The 55-year-old Tory MP for Ribble Valley in Lancashire has been questioned about alleged attacks on two men.
In a statement to journalists, Evans expressed his "sense of incredulity at these events".
His solicitor said he did not intend to quit as deputy speaker or as an MP.
The offences were alleged to have taken place between July 2009 and March 2013 in Pendleton, Lancashire, police said.
Evans has got bail until June 19.
"I was interviewed by police concerning two complaints. One of which dates back four years made by two people who are well known to each other, and who until yesterday I regarded as friends," the MP was quoted as saying.
"The complaints are completely false and I cannot understand why they have been made, especially as I have continued to socialise with one as recently as last week."
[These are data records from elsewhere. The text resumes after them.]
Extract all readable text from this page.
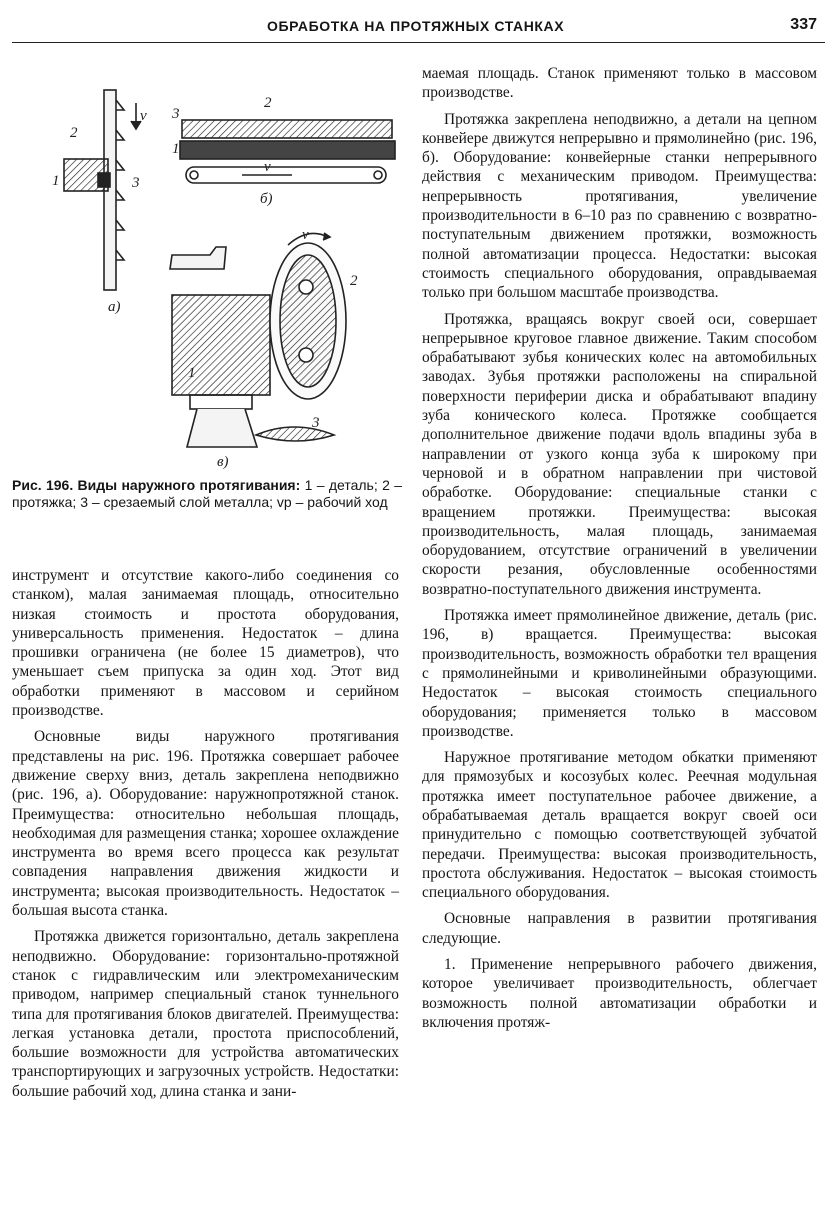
ОБРАБОТКА НА ПРОТЯЖНЫХ СТАНКАХ	337
2
1	3
v
а)
3
2
1
v
б)
v
2
1
3
в)
Рис. 196. Виды наружного протягивания: 1 – деталь; 2 – протяжка; 3 – срезаемый слой металла; vр – рабочий ход

инструмент и отсутствие какого-либо соединения со станком), малая занимаемая площадь, относительно низкая стоимость и простота оборудования, универсальность применения. Недостаток – длина прошивки ограничена (не более 15 диаметров), что уменьшает съем припуска за один ход. Этот вид обработки применяют в массовом и серийном производстве.

Основные виды наружного протягивания представлены на рис. 196. Протяжка совершает рабочее движение сверху вниз, деталь закреплена неподвижно (рис. 196, а). Оборудование: наружнопротяжной станок. Преимущества: относительно небольшая площадь, необходимая для размещения станка; хорошее охлаждение инструмента во время всего процесса как результат совпадения направления движения жидкости и инструмента; высокая производительность. Недостаток – большая высота станка.

Протяжка движется горизонтально, деталь закреплена неподвижно. Оборудование: горизонтально-протяжной станок с гидравлическим или электромеханическим приводом, например специальный станок туннельного типа для протягивания блоков двигателей. Преимущества: легкая установка детали, простота приспособлений, большие возможности для устройства автоматических транспортирующих и загрузочных устройств. Недостатки: большие рабочий ход, длина станка и зани-

маемая площадь. Станок применяют только в массовом производстве.

Протяжка закреплена неподвижно, а детали на цепном конвейере движутся непрерывно и прямолинейно (рис. 196, б). Оборудование: конвейерные станки непрерывного действия с механическим приводом. Преимущества: непрерывность протягивания, увеличение производительности в 6–10 раз по сравнению с возвратно-поступательным движением протяжки, возможность полной автоматизации процесса. Недостатки: высокая стоимость специального оборудования, оправдываемая только при большом масштабе производства.

Протяжка, вращаясь вокруг своей оси, совершает непрерывное круговое главное движение. Таким способом обрабатывают зубья конических колес на автомобильных заводах. Зубья протяжки расположены на спиральной поверхности периферии диска и обрабатывают впадину зуба конического колеса. Протяжке сообщается дополнительное движение подачи вдоль впадины зуба в направлении от узкого конца зуба к широкому при черновой и в обратном направлении при чистовой обработке. Оборудование: специальные станки с вращением протяжки. Преимущества: высокая производительность, малая площадь, занимаемая оборудованием, отсутствие ограничений в увеличении скорости резания, обусловленные особенностями возвратно-поступательного движения инструмента.

Протяжка имеет прямолинейное движение, деталь (рис. 196, в) вращается. Преимущества: высокая производительность, возможность обработки тел вращения с прямолинейными и криволинейными образующими. Недостаток – высокая стоимость специального оборудования; применяется только в массовом производстве.

Наружное протягивание методом обкатки применяют для прямозубых и косозубых колес. Реечная модульная протяжка имеет поступательное рабочее движение, а обрабатываемая деталь вращается вокруг своей оси принудительно с помощью соответствующей зубчатой передачи. Преимущества: высокая производительность, простота обслуживания. Недостаток – высокая стоимость специального оборудования.

Основные направления в развитии протягивания следующие.

1. Применение непрерывного рабочего движения, которое увеличивает производительность, облегчает возможность полной автоматизации обработки и включения протяж-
He described the recent events as the "worst 24 hours of my life", aside from the losses of his mother and brother.
But he thanked his friends and supporters for their "amazing and overwhelming" support.
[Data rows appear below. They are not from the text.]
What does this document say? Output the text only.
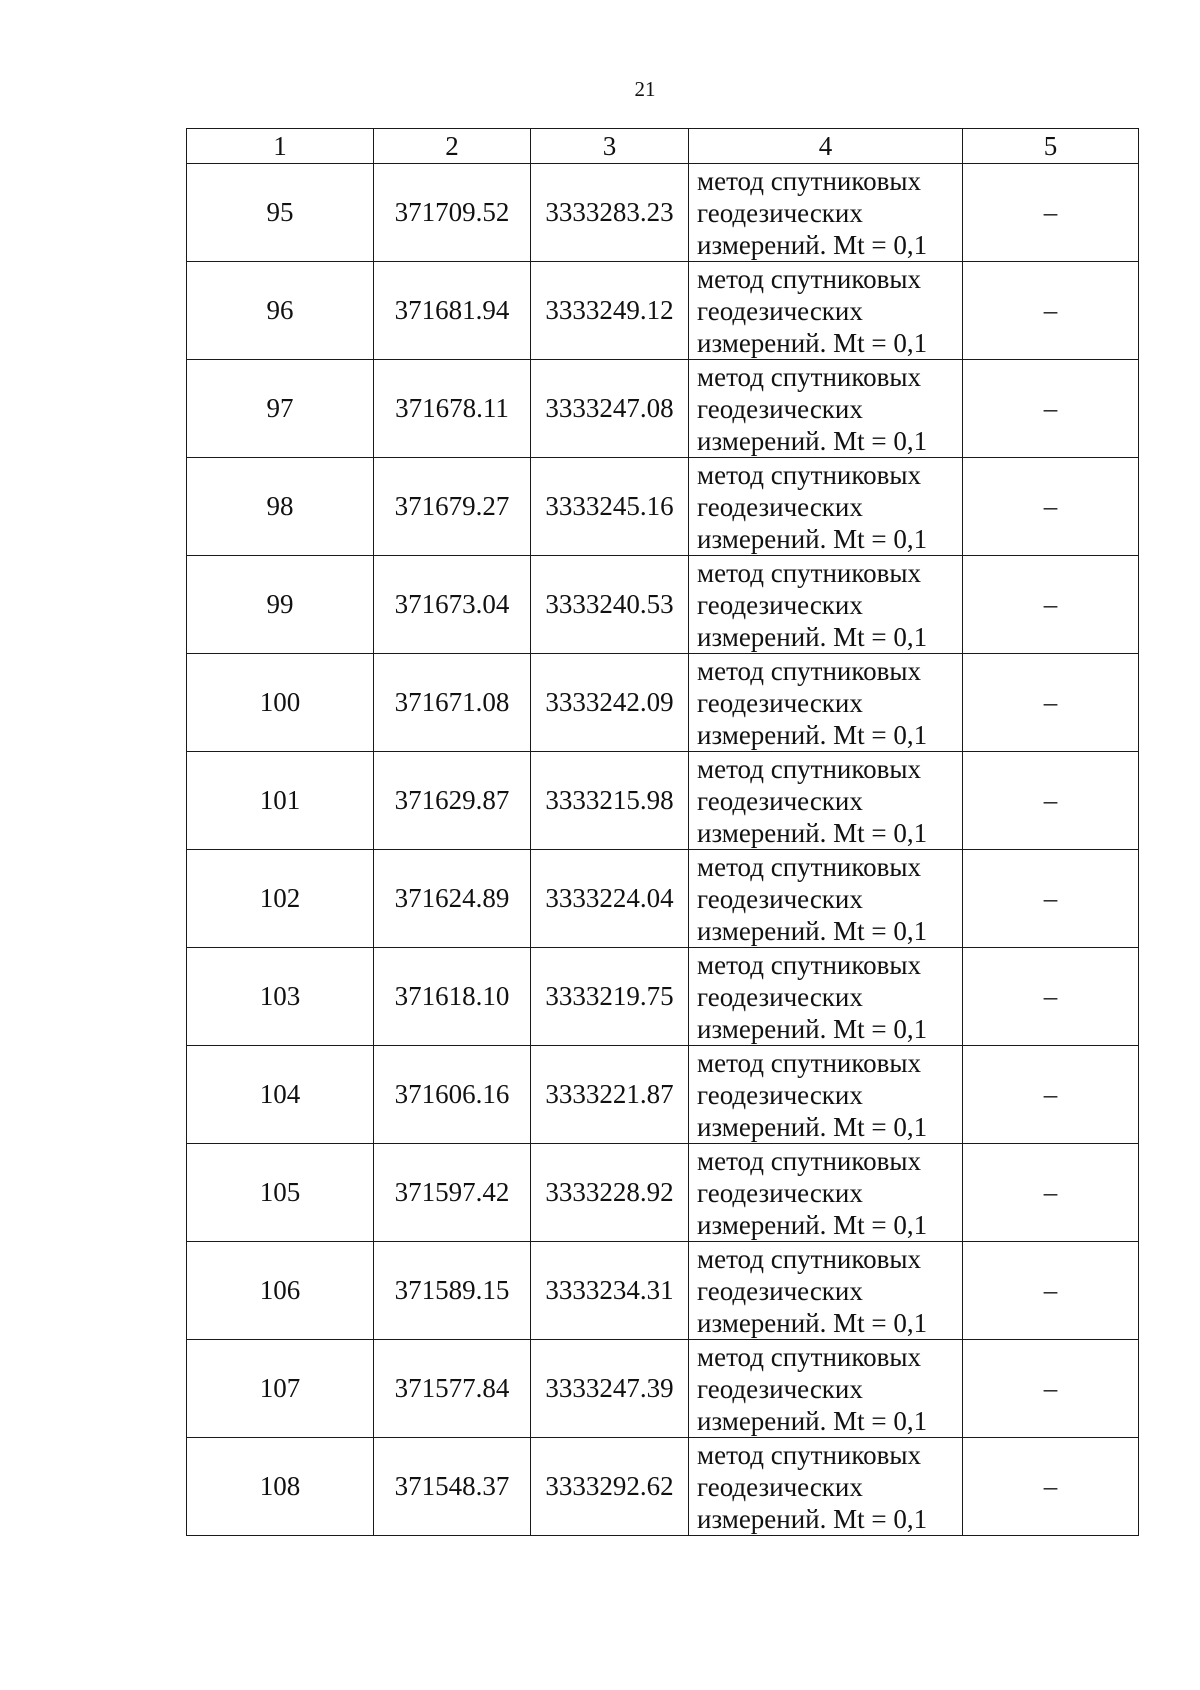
21
1	2	3	4	5
95	371709.52	3333283.23	метод спутниковых
геодезических
измерений. Mt = 0,1	–
96	371681.94	3333249.12	метод спутниковых
геодезических
измерений. Mt = 0,1	–
97	371678.11	3333247.08	метод спутниковых
геодезических
измерений. Mt = 0,1	–
98	371679.27	3333245.16	метод спутниковых
геодезических
измерений. Mt = 0,1	–
99	371673.04	3333240.53	метод спутниковых
геодезических
измерений. Mt = 0,1	–
100	371671.08	3333242.09	метод спутниковых
геодезических
измерений. Mt = 0,1	–
101	371629.87	3333215.98	метод спутниковых
геодезических
измерений. Mt = 0,1	–
102	371624.89	3333224.04	метод спутниковых
геодезических
измерений. Mt = 0,1	–
103	371618.10	3333219.75	метод спутниковых
геодезических
измерений. Mt = 0,1	–
104	371606.16	3333221.87	метод спутниковых
геодезических
измерений. Mt = 0,1	–
105	371597.42	3333228.92	метод спутниковых
геодезических
измерений. Mt = 0,1	–
106	371589.15	3333234.31	метод спутниковых
геодезических
измерений. Mt = 0,1	–
107	371577.84	3333247.39	метод спутниковых
геодезических
измерений. Mt = 0,1	–
108	371548.37	3333292.62	метод спутниковых
геодезических
измерений. Mt = 0,1	–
Evans, MP for Ribble Valley since 1992, was elected one of three Commons deputy speakers three years ago.
In more than two decades in parliament, the MP - who came out as gay in 2010 - has held some senior posts in the party.
From 1999 to 2001, he was vice-chairman of the Conservative Party. In 2001, he was promoted to shadow Welsh secretary - a post he held for two years.
The deputy speaker of the house is elected by all the members of the House of Commons.
He or she presides over Commons debates when the speaker is not there. A deputy has the same powers as the speaker when sitting; he or she controls debates and maintains discipline and also has the deciding vote in the case of a tie in the house.